- Cover of the first issue.

Publication information
- Publisher: Vertigo Vérite (DC Comics)
- Schedule: Monthly
- Format: Limited series
- Publication date: July – September 1996
- No. of issues: 3

Creative team
- Created by: Peter Milligan Duncan Fegredo
- Written by: Peter Milligan
- Artist: Duncan Fegredo
- Letterer: Ellie De Ville
- Colorist: Nathan Eyring
- Editor: Shelly Roeberg

= Girl (Vertigo) =

1996 comic book limited series

Girl is a three-issue comic book limited series written by Peter Milligan and drawn by Duncan Fegredo. It was published in 1996 by Vertigo comics, an imprint of DC Comics.
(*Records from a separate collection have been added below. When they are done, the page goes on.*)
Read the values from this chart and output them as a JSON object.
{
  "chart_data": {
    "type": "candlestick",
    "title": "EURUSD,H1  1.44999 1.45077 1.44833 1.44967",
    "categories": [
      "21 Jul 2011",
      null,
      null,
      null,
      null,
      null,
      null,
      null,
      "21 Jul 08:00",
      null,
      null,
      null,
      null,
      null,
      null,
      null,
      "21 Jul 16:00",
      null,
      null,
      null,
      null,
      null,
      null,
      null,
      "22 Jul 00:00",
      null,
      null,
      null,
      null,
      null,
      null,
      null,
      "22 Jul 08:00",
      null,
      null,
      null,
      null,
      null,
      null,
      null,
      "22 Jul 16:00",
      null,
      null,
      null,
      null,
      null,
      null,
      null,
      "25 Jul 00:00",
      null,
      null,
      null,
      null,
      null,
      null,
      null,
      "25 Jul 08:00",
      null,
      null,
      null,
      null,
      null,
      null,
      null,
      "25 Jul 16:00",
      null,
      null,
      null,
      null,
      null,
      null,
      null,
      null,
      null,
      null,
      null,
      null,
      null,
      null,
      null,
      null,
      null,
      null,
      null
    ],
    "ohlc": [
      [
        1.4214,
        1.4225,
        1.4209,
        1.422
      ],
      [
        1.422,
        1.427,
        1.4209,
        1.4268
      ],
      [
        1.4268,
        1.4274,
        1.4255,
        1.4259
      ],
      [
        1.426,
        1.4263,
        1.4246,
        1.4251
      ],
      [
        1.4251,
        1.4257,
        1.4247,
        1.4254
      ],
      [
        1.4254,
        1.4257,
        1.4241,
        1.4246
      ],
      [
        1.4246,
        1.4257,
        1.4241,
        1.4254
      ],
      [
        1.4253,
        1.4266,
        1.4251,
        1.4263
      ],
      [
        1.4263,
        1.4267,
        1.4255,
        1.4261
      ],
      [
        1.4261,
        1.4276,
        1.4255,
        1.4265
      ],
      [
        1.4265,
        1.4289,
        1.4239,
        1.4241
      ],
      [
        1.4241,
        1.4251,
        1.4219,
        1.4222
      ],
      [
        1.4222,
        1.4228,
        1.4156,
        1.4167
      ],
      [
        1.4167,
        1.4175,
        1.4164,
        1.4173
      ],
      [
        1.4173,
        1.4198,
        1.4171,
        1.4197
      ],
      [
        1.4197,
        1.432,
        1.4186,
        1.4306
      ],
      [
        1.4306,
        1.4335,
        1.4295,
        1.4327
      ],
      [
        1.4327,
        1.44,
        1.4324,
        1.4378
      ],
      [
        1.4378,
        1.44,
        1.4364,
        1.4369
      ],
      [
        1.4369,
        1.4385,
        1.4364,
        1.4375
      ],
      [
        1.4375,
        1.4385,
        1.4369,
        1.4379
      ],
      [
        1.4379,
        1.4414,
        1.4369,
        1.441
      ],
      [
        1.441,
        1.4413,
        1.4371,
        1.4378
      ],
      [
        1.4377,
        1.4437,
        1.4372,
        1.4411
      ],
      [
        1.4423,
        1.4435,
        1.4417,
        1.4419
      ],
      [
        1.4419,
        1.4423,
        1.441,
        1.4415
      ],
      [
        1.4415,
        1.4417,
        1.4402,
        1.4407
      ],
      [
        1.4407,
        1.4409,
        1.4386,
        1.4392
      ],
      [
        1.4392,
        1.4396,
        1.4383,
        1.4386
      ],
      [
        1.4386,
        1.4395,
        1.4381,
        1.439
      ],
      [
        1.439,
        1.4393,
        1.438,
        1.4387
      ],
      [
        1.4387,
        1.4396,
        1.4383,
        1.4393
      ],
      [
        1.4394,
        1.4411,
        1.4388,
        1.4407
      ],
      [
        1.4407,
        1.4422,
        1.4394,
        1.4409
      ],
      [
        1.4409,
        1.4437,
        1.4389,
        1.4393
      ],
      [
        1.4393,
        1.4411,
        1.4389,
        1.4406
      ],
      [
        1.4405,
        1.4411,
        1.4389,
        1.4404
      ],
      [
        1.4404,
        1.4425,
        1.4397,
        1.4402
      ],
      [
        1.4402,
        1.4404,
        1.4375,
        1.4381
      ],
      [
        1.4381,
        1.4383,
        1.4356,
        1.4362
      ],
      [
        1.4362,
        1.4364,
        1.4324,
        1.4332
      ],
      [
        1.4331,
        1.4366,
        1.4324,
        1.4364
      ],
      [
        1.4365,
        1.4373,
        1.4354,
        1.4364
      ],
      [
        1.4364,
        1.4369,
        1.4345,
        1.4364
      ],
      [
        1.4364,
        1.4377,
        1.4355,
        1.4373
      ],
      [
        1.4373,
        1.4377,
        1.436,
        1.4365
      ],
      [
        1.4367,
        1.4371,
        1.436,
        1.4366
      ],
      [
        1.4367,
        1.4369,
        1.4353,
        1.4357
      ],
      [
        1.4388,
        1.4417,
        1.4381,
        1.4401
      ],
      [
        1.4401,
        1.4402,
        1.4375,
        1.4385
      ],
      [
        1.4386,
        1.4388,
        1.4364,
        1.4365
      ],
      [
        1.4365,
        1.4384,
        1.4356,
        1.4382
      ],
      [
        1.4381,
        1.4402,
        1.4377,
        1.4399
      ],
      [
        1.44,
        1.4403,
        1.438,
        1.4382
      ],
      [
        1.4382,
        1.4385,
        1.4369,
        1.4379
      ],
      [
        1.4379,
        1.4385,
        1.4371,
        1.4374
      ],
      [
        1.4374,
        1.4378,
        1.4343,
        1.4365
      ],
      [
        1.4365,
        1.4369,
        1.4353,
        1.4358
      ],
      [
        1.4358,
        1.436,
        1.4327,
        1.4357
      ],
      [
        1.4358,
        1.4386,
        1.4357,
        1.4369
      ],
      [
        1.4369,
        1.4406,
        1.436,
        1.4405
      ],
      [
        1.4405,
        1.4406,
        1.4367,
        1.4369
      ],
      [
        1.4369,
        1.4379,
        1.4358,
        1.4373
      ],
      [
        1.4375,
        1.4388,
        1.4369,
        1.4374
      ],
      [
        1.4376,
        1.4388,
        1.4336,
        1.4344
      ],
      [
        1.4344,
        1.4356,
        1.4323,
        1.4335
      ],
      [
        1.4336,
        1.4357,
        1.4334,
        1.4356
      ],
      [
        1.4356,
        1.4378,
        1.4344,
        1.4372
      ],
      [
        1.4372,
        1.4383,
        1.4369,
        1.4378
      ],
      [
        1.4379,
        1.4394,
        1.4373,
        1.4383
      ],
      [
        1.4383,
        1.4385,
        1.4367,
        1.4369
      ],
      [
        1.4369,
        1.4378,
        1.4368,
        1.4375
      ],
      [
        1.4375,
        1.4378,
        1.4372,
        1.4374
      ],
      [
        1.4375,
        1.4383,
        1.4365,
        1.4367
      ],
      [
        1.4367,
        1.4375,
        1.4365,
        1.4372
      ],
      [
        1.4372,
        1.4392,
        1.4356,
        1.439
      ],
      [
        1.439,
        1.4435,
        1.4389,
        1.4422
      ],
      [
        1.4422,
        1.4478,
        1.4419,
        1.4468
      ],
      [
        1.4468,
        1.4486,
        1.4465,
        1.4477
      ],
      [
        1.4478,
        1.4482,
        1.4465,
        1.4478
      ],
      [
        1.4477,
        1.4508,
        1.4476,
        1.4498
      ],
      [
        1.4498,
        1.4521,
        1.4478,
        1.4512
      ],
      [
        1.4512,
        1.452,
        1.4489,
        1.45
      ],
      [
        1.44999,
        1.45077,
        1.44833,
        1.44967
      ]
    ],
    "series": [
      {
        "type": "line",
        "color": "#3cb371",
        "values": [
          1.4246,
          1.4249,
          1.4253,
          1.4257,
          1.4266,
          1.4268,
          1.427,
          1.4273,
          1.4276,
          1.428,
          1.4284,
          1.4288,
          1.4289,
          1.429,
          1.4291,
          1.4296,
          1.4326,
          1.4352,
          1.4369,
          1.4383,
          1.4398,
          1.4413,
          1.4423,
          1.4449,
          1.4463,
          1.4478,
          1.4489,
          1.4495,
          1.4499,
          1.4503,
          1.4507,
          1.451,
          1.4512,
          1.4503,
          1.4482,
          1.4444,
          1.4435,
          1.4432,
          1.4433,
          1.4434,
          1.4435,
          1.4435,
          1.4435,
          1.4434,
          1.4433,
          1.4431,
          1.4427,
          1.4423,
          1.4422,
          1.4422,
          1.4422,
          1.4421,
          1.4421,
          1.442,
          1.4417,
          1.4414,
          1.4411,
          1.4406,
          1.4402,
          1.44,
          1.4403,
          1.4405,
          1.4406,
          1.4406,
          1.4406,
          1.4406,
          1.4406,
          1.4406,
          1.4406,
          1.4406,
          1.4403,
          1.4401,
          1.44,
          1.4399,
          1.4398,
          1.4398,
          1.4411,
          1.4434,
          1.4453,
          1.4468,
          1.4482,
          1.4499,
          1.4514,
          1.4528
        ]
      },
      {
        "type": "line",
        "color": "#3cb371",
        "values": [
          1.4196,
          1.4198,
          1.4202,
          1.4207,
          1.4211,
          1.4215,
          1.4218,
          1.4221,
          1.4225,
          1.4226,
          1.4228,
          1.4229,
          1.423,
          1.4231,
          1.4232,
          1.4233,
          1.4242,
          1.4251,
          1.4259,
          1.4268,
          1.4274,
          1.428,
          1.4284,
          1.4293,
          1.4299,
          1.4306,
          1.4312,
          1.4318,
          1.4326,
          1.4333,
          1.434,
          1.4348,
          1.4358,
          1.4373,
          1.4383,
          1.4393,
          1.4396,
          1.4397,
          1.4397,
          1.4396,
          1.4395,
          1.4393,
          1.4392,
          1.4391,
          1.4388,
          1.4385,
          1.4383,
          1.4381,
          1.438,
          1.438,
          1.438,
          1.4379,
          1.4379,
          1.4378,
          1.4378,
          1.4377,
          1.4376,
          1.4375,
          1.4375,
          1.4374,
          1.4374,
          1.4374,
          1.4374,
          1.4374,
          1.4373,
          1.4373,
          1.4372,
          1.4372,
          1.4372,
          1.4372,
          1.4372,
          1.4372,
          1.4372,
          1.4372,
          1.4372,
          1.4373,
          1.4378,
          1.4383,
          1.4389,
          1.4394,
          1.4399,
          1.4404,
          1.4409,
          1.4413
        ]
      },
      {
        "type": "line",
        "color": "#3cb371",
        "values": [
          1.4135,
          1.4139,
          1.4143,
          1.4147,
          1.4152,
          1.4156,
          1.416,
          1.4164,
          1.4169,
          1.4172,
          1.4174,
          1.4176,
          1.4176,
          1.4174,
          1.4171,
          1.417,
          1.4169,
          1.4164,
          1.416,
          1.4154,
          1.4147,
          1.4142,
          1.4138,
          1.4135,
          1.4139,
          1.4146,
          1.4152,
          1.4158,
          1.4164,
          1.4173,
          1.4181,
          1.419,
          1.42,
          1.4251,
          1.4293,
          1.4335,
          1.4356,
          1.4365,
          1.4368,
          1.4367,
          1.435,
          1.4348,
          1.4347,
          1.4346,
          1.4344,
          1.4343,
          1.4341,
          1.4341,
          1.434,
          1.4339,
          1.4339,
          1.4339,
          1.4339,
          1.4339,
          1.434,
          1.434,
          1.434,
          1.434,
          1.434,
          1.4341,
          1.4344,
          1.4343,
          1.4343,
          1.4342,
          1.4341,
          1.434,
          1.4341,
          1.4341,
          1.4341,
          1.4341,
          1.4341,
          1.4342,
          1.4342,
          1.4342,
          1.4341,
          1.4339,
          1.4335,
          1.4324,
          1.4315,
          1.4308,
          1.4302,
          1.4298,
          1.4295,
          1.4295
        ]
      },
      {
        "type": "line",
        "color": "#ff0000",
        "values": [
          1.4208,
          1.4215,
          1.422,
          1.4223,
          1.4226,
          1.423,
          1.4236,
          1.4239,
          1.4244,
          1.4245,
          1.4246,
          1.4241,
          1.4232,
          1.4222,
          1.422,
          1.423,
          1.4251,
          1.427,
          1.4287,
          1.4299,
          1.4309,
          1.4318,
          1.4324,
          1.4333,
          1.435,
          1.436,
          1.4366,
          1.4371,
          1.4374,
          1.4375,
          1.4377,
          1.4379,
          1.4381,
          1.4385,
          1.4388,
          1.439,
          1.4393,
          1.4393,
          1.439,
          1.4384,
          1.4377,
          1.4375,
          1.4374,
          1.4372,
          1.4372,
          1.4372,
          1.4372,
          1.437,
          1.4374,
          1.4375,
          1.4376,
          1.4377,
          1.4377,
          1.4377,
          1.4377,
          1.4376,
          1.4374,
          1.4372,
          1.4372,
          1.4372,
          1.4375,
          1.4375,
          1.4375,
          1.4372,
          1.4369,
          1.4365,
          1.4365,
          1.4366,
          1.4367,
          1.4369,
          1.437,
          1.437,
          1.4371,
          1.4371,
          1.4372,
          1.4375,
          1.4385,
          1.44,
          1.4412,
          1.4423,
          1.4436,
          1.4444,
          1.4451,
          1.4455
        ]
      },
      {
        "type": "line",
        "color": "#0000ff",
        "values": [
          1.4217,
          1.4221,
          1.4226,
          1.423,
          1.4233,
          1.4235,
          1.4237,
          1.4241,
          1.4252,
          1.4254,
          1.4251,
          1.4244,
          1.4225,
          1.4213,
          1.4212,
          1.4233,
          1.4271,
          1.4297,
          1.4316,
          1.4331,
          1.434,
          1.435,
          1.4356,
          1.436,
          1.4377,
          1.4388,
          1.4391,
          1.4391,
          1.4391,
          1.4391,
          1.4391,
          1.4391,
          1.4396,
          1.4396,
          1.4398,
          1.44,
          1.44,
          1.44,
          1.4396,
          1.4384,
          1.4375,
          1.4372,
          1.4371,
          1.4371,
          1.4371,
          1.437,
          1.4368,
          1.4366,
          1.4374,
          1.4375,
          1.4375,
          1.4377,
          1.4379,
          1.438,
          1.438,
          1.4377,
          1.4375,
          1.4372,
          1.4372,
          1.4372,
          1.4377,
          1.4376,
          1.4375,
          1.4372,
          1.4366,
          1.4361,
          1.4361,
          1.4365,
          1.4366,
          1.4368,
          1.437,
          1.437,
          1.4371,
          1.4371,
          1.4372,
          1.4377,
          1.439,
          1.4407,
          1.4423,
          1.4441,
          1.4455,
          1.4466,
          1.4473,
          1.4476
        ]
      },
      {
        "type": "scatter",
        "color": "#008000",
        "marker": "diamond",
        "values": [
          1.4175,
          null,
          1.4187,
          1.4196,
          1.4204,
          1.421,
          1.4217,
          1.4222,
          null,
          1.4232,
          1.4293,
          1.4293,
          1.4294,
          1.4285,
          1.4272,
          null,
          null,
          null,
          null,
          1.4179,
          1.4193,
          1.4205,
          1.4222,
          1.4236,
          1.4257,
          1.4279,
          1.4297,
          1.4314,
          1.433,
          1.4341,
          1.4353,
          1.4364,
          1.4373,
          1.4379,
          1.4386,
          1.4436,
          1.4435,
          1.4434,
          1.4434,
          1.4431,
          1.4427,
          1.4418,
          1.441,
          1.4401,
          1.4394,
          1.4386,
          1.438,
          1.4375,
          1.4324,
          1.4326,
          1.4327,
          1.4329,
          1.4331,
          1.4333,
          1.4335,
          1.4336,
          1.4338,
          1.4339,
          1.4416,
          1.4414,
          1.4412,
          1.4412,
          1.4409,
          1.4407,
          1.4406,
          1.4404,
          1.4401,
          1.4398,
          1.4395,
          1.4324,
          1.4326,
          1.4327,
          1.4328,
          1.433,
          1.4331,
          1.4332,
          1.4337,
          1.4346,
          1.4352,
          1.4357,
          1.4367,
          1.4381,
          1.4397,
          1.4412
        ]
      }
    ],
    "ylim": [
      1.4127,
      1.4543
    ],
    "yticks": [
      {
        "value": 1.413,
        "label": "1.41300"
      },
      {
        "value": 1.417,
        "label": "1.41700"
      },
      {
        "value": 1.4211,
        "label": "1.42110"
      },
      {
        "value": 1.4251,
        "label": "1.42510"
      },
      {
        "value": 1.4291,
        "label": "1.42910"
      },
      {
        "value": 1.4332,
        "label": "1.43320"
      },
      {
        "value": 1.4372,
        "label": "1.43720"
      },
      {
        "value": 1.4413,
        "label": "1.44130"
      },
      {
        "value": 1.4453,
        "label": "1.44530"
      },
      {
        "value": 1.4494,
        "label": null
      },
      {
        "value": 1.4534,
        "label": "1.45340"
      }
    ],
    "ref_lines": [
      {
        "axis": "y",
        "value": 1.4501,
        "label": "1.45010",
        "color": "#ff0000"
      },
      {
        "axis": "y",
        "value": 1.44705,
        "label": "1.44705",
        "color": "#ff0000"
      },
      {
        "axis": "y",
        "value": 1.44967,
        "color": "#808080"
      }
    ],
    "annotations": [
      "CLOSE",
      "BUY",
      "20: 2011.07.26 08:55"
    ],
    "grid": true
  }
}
The series was collected as a trade paperback under the DC Black Label imprint after more than 24 years since its initial publication (ISBN 9781779508195).

== Plot synopsis ==
The story follows the exploits of fifteen-year-old Simone Cundy, a resident of Bollockstown (a fictional English location), as she attempts to make sense of her uncontrollable apathy and discontent for life (early on, she cites girls, boys, the lottery, pop-stars, clothes, sport, tampons, television, Bollockstown and living among her chief dislikes). Upon meeting Polly, the "blonde version" of herself, Simone struggles to maintain the line between reality and her imagination, all the while trying find some purpose in her rotten life.